We introduce a method to create mock galaxy catalogues in redshift space including general relativistic effects to linear order in the cosmological perturbations. We dub our method LIGER, short for 'light cones with general relativity'. LIGER takes a (N-body or hydrodynamic) Newtonian simulation as an input and outputs the distribution of galaxies in comoving redshift space. This result is achieved making use of a coordinate transformation and simultaneously accounting for lensing magnification. The calculation includes both local corrections and terms that have been integrated along the line of sight. Our fast implementation allows the production of many realizations that can be used to forecast the performance of forthcoming wide-angle surveys and to estimate the covariance matrix of the observables.
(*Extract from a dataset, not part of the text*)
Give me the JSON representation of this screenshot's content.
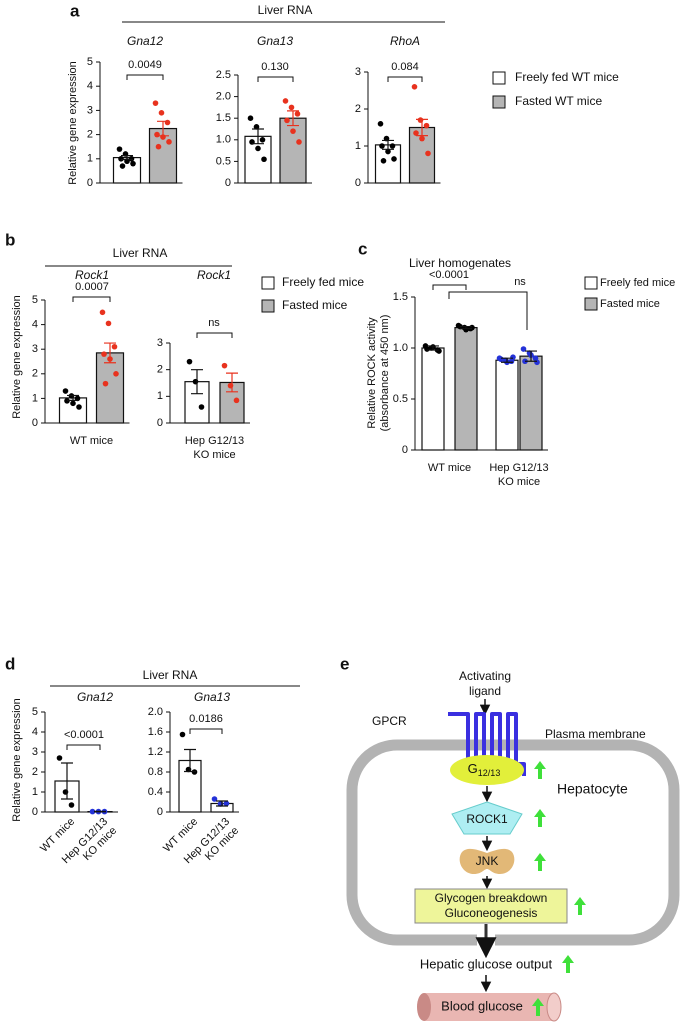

To facilitate this use, we also present a variant of LIGER designed for large-volume simulations with low-mass resolution. In this case, the galaxy distribution on large scales is obtained by biasing the matter-density field. Finally, we present two sample applications of LIGER. First, we discuss the impact of weak gravitational lensing on to the angular clustering of galaxies in a Euclid-like survey. In agreement with previous analytical studies, we find that magnification bias can be measured with high confidence. Secondly, we focus on two generally neglected Doppler-induced effects: magnification and the change of number counts with redshift. We show that the corresponding redshift-space distortions can be detected at 5.5 sigma significance with the completed Square Kilometre Array.